The 2nd exception claimed to the general rule above is, “That the employer is liable where he does not release the entire charge of the work to the contractor, but retains supervision of its construction.” This is nothing more than saying that where the contractor is not an independent contractor, but is under the control of his employer, the employer is liable. In other words, instead of its being an exception to the admitted doctrine above, it seems to be nothing more than stating it in different phraseology. Or rather, while recognizing the doctrine, it states a certain condition where the employee would not be an independent contractor, to wdt, where the employer had not released the entire charge of the work to him, &c.

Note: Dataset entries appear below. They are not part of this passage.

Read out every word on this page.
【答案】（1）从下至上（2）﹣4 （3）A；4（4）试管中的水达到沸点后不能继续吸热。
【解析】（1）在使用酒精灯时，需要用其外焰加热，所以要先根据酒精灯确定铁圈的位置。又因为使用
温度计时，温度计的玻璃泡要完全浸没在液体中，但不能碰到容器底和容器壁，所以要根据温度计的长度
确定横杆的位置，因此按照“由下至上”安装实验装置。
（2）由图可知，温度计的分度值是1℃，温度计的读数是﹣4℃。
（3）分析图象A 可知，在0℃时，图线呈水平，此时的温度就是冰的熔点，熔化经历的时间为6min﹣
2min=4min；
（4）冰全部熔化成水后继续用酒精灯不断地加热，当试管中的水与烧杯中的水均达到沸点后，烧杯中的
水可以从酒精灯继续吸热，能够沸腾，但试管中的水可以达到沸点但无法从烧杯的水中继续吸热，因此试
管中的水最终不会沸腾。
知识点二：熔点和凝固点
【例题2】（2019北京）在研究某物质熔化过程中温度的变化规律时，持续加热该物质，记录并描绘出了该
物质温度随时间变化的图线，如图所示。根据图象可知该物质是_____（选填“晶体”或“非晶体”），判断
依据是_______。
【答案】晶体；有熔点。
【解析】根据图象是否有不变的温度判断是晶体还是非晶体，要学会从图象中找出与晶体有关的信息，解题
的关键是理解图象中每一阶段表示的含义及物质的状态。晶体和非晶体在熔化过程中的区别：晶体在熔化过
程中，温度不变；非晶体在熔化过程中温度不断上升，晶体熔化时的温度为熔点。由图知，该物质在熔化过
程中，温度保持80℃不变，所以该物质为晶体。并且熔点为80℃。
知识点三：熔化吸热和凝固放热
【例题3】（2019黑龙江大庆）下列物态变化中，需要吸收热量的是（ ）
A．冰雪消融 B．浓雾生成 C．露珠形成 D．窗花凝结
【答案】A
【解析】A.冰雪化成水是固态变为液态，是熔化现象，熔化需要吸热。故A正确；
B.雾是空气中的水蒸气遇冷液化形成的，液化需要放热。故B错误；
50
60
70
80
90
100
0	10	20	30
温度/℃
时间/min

*388In Railroad Company v. Hanning (15 Wall., 649), this matter is fully discussed, both in the opinion of Mr. Justice Hunt and in a note attached; and without encumbering this opinion with a discussion of the character of the control reserved, which will hold the employer responsible, we may say that no such control was reserved here. See the case of Railroad Company v. Hanning, supra, and the numerous cases there cited in the opinion and the notes. The reserved control, to have that effect, must be both general and special, and not only as to what work shall be done, but also how it shall be done. See Hughes v. Cincinnati & Springfield Railway Co., 15 Am. & Eng. R. R. Cas., 101, and notes attached. See also Lesher v. Wabash Navigation Company, 56 Am. Dec., 495; Bailey v. Mayor of N. Y., 38 Id., 669; Hilliard v. Richardson, 63 Id., 743, and the notes. Nice shades exist, and many of the cases are hard to reconcile ; but all seem to recognize the common rule, that liability is to be determined upon the fact whether the party doing the work is an independent contractor or an agent and servant of the company, which must be ascertained from the facts of each case.
Thus far the case has been discussed under the supposition that the action below was brought under section 1511 of the General Statutes, which, as we have held, would make the corporation liable, under the facts therein specified, without regard to the fact of negligence. The complaints, however, allege negligence on the part of the defendant, and if that is relied on, as the gist of the action, then we think his honor was in error in taking the cases from the jury, and in holding that the company was liable in both of them. The existence of negligence is a question of fact, and is for the jury.
We think the objections made to the testimony of Page and Bethea should have been sustained on the ground of hearsay. The other exceptions seem to be immaterial, and need not be considered.
It is the judgment of this court, that the judgment of the Circuit Court be reversed, and that the case be remanded.